The spread is designed to spread — hence the name — a defense out and force defenders to make plays in space as the offense tries to take advantage of favorable matchups. It forces a defense to cover more of the field and increases the likelihood of a single broken tackle turning into a huge gain. With the quarterback in the shotgun, he has a better view of the defensive alignment. It gives him more time to set up in the pocket and allows a shorter player to play the position. It also allows him to be a dangerous running threat.

The offense is more democratic as it spreads the ball amongst many playmakers rather than just one featured back or one big-time wide receiver. That sharing can often nip chemistry problems on offense in the bud.

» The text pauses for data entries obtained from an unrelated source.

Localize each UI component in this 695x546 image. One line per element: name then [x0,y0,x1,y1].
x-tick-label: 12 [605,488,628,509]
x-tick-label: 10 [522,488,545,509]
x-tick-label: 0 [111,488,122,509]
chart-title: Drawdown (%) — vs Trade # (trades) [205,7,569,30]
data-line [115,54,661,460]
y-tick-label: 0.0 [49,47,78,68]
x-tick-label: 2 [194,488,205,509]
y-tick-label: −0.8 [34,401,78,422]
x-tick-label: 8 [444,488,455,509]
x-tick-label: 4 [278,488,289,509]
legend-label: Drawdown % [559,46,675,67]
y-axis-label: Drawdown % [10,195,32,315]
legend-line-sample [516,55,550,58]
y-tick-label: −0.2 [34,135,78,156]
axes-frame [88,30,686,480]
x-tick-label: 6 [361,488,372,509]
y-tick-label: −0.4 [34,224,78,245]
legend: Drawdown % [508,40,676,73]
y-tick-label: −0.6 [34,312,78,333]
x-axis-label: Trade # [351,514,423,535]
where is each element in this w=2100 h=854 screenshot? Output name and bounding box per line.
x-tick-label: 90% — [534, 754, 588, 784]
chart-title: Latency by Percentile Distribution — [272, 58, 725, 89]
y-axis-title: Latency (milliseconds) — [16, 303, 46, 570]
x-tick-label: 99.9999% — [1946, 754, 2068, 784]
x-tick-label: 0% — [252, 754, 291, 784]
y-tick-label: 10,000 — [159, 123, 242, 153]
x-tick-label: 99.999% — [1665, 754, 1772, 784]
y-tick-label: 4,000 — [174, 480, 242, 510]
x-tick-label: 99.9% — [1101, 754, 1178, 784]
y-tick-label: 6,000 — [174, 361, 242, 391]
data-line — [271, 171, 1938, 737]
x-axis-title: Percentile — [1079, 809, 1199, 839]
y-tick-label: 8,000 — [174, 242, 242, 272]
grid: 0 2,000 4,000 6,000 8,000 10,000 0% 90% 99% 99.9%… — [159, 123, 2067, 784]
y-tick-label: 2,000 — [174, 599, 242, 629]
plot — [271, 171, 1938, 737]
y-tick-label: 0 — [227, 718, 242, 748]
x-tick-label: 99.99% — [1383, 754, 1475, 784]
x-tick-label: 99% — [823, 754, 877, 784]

“I can think of two things that the spread is going to do for us this year,” PCA offensive coordinator Jerry Bourne said. “It’s not going to limit our ball distribution to one player. We’ve got three or four guys that I want to get the ball in their hands all night long. What it’s going to do is put them in a situation where they are going to be one-on-one with somebody on the defense.”

Another key that is rarely discussed about the spread is its ability to prevent injury. With players breaking just one tackle in the open field and the removal of collisions of massed bodies of linemen, linebackers and running backs in the tackle box from the equation, the chances of injuries goes down considerably.

“Another thing, it’s going to keep our guys from getting banged up so badly this year,” Bourne said. “When you’re one-on-one in space, most of the time that guy’s not going to get a killshot on you. He’s going to have to grab an ankle, grab cloth to wrestle you down. That’s a big plus that’s a byproduct of it.”